Ambien Gives Hope to Coma Patients

ByABC News via logo
July 5, 2006, 7:28 AM

July 12, 2006— -- George Melendez was a driven young man with a passion for baseball and played on his college's varsity team. His life came to a standstill during his junior year in 1998 when his parents learned that he may never play ball again.

"We got the call at 4 o'clock in the morning from the hospital telling me my son was on life support," said Melendez's mother Pat Flores.

Melendez was in a devastating car wreck which resulted in a severe brain injury -- which reduced him to barely more than a vegetable.

Today, eight years later, he has full time care at home and cannot walk, or feed himself. There is no cure for this kind of brain damage.

Experts say that the prescription sleeping pill Ambien could if help reverse Melendez's state although the pill helps millions of Americans sleep at night, it actually helps Melendez become more alert. He can respond to his parents by either shaking his head yes or no and sometimes even speaks.

"I knew it was the medicine, the Ambien," Flores said.
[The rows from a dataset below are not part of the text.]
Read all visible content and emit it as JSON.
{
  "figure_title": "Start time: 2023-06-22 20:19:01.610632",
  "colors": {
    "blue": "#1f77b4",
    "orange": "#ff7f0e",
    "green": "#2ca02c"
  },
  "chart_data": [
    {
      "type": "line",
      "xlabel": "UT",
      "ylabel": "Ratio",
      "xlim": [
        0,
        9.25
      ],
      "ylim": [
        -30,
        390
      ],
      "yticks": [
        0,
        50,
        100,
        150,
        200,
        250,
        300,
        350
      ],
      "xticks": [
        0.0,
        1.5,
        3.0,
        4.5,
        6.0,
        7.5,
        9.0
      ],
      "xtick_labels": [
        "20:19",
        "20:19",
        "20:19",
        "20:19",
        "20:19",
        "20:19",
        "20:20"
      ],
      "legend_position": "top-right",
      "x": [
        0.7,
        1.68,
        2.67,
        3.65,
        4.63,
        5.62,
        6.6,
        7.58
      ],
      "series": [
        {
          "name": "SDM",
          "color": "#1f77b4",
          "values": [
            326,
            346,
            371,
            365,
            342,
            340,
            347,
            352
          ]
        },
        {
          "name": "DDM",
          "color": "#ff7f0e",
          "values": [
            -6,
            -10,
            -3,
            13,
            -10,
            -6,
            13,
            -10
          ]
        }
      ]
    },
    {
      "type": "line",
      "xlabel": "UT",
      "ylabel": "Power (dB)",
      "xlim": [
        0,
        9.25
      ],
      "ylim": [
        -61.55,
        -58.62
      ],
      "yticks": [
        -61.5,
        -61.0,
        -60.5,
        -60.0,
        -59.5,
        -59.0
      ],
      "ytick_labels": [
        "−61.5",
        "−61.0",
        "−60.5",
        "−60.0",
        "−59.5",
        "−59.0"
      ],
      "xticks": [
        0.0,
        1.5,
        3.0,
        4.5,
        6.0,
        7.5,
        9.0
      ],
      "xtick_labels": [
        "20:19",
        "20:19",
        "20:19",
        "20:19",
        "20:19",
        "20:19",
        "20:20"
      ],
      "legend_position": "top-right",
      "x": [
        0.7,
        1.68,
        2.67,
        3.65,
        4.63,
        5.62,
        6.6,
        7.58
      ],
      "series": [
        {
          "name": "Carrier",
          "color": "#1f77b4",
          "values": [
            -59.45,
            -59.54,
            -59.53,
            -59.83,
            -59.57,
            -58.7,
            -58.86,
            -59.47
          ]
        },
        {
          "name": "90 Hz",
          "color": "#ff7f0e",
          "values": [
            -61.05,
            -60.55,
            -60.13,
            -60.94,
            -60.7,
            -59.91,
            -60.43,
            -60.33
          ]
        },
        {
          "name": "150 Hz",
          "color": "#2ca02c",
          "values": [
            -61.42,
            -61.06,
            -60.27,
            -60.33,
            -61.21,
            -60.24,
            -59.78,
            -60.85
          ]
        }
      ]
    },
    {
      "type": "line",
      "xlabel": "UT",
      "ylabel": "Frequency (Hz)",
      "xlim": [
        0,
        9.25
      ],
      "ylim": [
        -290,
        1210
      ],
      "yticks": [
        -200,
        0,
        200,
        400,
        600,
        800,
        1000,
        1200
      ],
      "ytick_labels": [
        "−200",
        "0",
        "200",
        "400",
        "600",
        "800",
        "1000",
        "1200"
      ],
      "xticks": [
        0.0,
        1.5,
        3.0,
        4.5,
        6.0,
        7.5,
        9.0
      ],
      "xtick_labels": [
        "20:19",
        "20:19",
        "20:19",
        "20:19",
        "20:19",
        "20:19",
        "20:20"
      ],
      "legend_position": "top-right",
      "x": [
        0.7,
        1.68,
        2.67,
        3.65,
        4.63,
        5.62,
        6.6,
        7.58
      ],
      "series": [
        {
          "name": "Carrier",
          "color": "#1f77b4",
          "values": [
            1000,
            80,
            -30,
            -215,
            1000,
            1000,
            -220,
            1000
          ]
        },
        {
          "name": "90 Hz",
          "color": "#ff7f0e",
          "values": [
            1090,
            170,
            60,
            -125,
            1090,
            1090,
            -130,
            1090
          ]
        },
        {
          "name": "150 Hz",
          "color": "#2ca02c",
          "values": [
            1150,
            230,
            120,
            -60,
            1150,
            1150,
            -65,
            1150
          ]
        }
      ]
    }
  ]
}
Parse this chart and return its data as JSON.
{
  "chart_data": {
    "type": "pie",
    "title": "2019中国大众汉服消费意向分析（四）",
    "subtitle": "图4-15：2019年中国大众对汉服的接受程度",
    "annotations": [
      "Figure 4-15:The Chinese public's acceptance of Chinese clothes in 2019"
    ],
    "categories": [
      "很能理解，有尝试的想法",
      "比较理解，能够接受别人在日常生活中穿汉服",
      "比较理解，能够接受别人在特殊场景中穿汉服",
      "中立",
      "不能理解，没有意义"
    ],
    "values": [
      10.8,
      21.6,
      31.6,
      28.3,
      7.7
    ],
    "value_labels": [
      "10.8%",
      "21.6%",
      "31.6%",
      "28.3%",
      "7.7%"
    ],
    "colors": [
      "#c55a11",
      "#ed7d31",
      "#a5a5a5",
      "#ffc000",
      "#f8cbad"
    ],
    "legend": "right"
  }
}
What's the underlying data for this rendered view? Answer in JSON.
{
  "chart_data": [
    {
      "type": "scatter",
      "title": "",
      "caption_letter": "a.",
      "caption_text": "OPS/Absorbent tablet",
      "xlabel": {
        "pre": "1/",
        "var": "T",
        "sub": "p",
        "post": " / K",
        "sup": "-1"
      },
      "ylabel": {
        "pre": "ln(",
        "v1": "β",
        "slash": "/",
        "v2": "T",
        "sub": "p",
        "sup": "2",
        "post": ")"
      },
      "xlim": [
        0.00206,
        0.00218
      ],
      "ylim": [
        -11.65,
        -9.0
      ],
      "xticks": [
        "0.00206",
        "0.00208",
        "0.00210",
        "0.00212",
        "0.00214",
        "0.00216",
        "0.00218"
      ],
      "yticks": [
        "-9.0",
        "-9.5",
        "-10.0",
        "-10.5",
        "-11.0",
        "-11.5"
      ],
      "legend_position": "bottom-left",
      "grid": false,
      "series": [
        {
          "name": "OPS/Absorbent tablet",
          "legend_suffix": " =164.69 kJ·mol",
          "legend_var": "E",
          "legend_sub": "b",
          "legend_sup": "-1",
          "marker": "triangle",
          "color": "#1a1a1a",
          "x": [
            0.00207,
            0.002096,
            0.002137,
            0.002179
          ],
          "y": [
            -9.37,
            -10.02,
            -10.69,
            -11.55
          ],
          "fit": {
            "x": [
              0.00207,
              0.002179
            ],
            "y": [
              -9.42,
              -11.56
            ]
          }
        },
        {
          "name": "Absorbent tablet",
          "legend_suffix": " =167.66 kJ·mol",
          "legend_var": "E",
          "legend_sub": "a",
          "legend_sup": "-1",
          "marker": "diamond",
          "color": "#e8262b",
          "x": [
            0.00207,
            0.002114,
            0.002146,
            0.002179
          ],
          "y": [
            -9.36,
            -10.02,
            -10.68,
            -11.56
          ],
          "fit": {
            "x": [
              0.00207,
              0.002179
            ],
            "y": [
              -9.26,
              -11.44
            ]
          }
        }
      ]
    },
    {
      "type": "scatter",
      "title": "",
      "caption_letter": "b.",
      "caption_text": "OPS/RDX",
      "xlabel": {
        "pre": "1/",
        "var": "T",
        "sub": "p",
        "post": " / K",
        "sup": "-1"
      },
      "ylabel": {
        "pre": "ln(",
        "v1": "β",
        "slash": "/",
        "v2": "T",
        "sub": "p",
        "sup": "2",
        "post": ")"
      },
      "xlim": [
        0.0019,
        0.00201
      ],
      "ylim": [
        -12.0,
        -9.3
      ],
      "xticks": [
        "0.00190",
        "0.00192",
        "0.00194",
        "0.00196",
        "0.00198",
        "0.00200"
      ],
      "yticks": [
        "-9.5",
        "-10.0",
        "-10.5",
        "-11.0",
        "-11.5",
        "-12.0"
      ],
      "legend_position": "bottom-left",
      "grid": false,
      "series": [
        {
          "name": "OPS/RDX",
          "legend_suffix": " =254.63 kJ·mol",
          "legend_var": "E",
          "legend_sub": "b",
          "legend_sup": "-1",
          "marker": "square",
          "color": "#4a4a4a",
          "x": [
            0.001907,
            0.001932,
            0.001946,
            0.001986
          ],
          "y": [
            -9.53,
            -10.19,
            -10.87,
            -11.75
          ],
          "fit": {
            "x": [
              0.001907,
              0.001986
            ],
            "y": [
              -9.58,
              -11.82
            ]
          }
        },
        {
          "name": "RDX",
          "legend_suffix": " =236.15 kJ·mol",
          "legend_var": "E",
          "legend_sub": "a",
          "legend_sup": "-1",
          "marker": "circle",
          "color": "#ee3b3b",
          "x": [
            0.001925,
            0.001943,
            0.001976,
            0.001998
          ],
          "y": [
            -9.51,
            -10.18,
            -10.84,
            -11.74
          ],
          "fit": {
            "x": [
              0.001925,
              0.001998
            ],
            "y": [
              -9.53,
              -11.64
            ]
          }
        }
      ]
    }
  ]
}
Doctor Ralf Clauss has studied the effects of Ambien on just three patients -- including Melendez. He speculates that while brain injury may cause some parts of the brain to remain dormant, sometimes the drug may temporarily reverse this change

"We are seeing restoration of consciousness and restoration of function in our patients," Clauss said.

Dr Nicholas Schiff of Cornell Medical School studies brain injuries and has never seen this phenomenon and says that the finding is important.

"I'm not surprised to hear it," he said. "I think it's a piece with a lot of things that really deserve more attention and more study."

Doctors say that this side effect of Ambien is very rare -- many brain injured patients take Ambien and never see the same sort of wakening as Melendez. Still others say that it could be the brain healing itself that is causing this alertness, not the Ambien, but Flores thinks otherwise.

She received a prescription for her son in 2002 when his constant moaning prevented them both from sleeping at night. The surprise came 10 minutes after he received his first dose.